If you’re trying to sell your relocation services to a major company, Devitre says, learn its platform of choice. Keep in mind that corporations can have firewalls that prevent employees from opening a screen-to-screen or video streaming platform link. “Always try to use their method to decrease the likelihood of tech issues,” he says.
It’s better to be safe than sorry, so have a meeting backup plan (and a backup to your backup). What if the sound from your client’s built-in computer microphone is garbled during your Google Hangout session? If you’re both iPhone users, call them using FaceTime. “If you don’t have a backup method, then your time and preparation was for nothing because you relied on a technology that didn’t work,” Devitre says.
Don’t spend more than a couple minutes (if any) tinkering with technology during that initial call. If it’s not working right, simply call them over the phone.
Discussions are nonlinear; they don’t always follow a straight path. Conversations bounce, repeat, or come full circle. If a face-to-face meeting isn’t possible but you don’t want to lose agent-client engagement, try a screen-sharing platform such as Join.me, GoToMeeting, or Zoom.us, which are great for reviewing a document, website, or presentation with your potential client. You can use screen-sharing tools to pull up realtor.com®, REALTORS Property Resource®, or MLS reports, or to connect with multiple decision makers at once.
These platforms also offer whiteboard or drawing features for capturing ideas on the fly. This provides an opportunity to take notes, draw sketches, drop in images or charts, and collaborate in real time, making you look tech savvy and more responsive during the conversation with your soon-to-be clients. Skype also has a screen-sharing option, but you’ll have to use a separate whiteboard application.
“Insert the visual or slide based on what the customer is saying or asking. Don’t say, ‘We’ll get to that in a minute.’ Customers want their question or problem solved right away,” Devitre says. “Seeing the problem framed in a visual way gives them confidence.”
Devitre’s favorite whiteboard tool is Doceri, commonly used by classroom teachers for writing and presenting lessons on projection screens. This could be used for homebuyer seminars, too.
“Think of it like today’s napkin note,” Devitre says. “You have your prepared slides and the whiteboard, which can help you draw out answers to questions that arise. Even with chicken scratch, people will recognize it as expertise.”
Agents must also appreciate that there’s a level of trust that sometimes has to be established before it’s appropriate to ask for a screen-share meeting, Devitre says.
“It’s like a first date. You have to use a little judgment and know who your customer is,” he says. “If they’re not tech savvy or gave you a hint that it’s not their thing, then explain why the screen share is beneficial to them.”
Have you ever gotten off the phone with someone and forgotten exactly what you decided? It happens to your clients, too.

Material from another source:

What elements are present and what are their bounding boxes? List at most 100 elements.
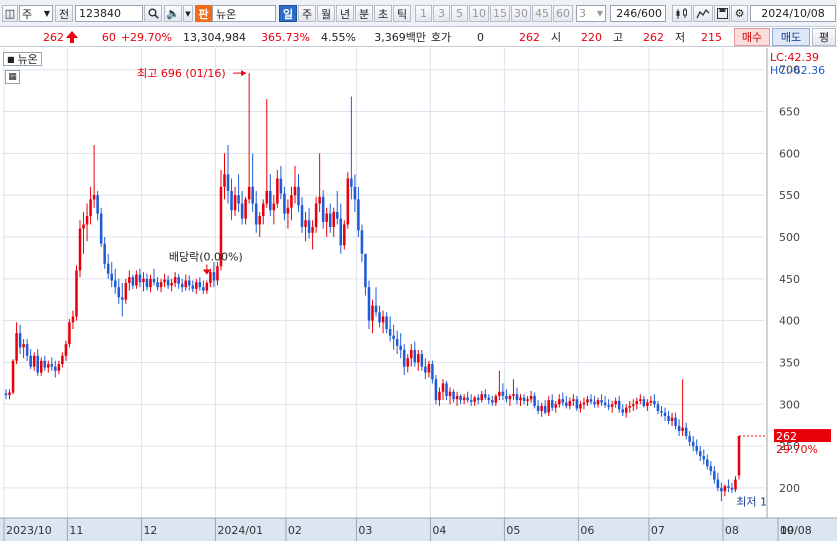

Even in face-to-face meetings, the customer can walk away and forget points that were discussed.
Send the slides, the slide annotations, and your whiteboard notes to your potential clients directly after your screen-share meeting. “Providing a visual summary with highlighted visual areas of a website or report that you covered is one of the most customer-focused experiences you can create besides hopping in your car,” Devitre says.
Screen-share meetings can also decrease risk in the transaction. Say your client is looking at a property with a damaged roof. Review the inspector report together in real time when discussing the costs associated with repairs. Most screen-sharing platforms provide a recording option. State laws vary, but it’s always best practice to ask your clients for permission to record your conversation.
“You can take that prospective buyer or seller to the next level very quickly,” Devitre says. “It might take multiple meetings, but screen sharing will increase your productivity and shorten the length of a decision cycle.”